The North American Native "Horse Culture" Did Not Just Mysteriously Beam Down to Earth.

Before the arrival of Europeans, the North American Native did not have horses.
Between 1800 and 1880 about three-dozen Native North American tribes took up the horse-propelled bison hunting culture that came to represent their much romanticized image to White North Americans but especially to the natives themselves. Many "modern First Nations" peoples think of this era as their ONE REAL claim to glory and the last hara. With the development of their new culture--really the white-man's-- the tribes began extensive migrations and shifting. The Comanche and the Sioux became the most prominent tribes on the US Plains, the Comanche the Southern and the Sioux the Northern up into Canada. The Sioux push westward in search of bison ranges caused tribal displacement throughout the Plains, while the Arapaho and the Cheyenne migrated south in search of more horses and unusually bountiful game.Thus was created tremendous conflict among the tribes, the Comanche, Kiowa, Cheyenne, Arapaho, and several others found themselves at war the tribes found themselves struggling for survival faced against the problems of disease, and their new white enemy and used the bison hunt to assert their cultural notion of manhood as well as combat their dwindling resources in the face of their ever dwindling numbers. I believe it was Sitting Bull or perhaps it was Geronimo who was quoted as saying "there are very few of us left" he was referring to the full blood peoples and the way of life--both.

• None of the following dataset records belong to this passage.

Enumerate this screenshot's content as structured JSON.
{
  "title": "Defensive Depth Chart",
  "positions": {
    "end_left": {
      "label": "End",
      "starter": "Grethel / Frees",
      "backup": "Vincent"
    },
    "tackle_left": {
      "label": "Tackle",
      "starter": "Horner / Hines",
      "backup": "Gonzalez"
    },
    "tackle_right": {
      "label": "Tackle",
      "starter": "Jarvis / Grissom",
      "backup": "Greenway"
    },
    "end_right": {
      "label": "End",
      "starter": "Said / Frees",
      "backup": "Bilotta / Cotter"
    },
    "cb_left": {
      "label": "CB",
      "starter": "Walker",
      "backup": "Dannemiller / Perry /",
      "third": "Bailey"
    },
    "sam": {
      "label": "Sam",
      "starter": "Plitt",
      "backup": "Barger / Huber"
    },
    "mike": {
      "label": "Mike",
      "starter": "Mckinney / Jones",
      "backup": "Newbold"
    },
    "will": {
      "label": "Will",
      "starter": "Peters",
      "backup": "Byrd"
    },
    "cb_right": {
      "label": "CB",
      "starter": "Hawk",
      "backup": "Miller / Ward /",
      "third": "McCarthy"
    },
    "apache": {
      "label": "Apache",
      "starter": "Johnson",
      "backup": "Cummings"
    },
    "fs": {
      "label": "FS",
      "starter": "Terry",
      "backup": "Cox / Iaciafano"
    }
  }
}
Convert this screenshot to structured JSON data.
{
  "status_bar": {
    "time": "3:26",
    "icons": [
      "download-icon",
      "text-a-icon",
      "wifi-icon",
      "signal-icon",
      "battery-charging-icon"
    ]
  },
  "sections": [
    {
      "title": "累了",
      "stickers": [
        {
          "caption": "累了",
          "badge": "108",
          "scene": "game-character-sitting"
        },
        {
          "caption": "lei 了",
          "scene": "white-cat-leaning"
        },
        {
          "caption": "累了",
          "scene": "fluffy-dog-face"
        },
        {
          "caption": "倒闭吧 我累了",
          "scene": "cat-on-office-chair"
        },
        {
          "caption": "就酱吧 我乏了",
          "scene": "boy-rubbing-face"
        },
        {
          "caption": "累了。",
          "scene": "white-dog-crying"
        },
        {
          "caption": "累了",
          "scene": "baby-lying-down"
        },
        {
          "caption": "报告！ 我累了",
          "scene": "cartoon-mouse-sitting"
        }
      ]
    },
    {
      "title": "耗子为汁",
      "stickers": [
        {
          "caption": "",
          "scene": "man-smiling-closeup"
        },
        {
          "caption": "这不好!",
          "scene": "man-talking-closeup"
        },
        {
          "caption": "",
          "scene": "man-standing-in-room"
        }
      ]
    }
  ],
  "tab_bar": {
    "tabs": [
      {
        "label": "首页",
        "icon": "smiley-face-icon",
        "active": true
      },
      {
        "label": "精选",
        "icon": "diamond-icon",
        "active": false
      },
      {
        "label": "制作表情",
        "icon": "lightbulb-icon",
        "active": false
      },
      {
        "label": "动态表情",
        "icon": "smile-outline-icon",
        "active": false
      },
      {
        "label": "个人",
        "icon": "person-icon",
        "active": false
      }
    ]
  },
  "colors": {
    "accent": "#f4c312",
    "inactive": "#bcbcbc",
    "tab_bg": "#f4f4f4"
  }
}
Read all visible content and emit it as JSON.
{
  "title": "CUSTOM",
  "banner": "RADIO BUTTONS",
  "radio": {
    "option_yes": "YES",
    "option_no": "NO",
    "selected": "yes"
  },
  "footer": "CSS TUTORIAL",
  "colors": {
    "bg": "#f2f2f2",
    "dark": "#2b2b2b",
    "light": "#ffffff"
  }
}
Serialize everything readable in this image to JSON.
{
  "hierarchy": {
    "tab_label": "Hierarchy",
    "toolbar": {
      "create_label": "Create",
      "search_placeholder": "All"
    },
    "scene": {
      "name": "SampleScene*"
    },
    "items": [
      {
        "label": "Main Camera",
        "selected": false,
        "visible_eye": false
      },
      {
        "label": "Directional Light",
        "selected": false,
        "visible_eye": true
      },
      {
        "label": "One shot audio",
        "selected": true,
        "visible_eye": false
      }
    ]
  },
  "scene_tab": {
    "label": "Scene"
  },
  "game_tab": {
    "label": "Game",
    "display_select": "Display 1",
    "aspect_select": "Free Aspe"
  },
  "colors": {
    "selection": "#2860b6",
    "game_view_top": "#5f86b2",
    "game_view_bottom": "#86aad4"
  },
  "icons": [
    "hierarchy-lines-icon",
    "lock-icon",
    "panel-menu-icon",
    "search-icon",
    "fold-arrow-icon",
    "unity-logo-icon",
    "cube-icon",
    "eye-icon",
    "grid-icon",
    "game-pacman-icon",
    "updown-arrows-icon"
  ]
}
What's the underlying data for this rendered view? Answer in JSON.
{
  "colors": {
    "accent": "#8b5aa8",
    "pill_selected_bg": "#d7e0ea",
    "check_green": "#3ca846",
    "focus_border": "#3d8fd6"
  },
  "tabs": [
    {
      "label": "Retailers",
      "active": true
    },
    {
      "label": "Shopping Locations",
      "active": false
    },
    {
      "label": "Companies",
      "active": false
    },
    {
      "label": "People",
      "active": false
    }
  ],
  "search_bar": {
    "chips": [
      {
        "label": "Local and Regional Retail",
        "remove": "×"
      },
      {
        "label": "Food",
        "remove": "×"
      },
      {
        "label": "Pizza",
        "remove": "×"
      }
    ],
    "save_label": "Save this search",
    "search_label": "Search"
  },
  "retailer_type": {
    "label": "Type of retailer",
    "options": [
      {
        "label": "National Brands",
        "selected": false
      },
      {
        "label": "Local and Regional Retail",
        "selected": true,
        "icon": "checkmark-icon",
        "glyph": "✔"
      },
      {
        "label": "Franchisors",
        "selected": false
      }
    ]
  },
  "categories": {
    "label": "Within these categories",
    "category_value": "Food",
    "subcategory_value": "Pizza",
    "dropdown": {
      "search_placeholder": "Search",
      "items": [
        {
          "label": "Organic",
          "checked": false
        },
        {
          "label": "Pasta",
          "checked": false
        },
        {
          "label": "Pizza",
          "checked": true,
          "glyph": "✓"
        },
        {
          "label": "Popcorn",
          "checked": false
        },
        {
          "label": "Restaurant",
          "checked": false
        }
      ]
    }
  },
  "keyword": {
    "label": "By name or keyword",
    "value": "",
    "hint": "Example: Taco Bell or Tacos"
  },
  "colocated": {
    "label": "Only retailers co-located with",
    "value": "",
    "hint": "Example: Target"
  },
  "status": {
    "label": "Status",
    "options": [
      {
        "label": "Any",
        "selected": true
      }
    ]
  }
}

Through the hunting and never ending quest for bison hides, the Native North Americans became inescapably tied to the white man and his economy.
Thirty years, from the 1830 to the 1860 was the actual life of the horse culture and was the time in which the majority of the bison slaughter took place European traders arrived onto the scene and the tribes were absorbed into INTERNATIONAL trade systems controlled by Europeans and to some small extent the USA. But there was yet, very little money in the USA. so there existed a massive export trade of bison robes to Europe. While fleets of wagons loaded with robes tongues, and selected cuts of bison meat, moved east Bison hunting proved extremely profitable, and a substantial commercial enterprise developed and The North American Native was becoming very wealthy. A hide could bring in anywhere from three to fifty dollars, in an era when a labourer or "cow- puncher" would be very lucky to make fifty cents a day. Hunting systems, put in place by the white man involved "organized teams of one or two professional hunters baked by a team of skinners, gun cleaners, cartridge re-loaders, cooks, wranglers, blacksmiths, security guards, teamsters, and a large number of horses and wagons.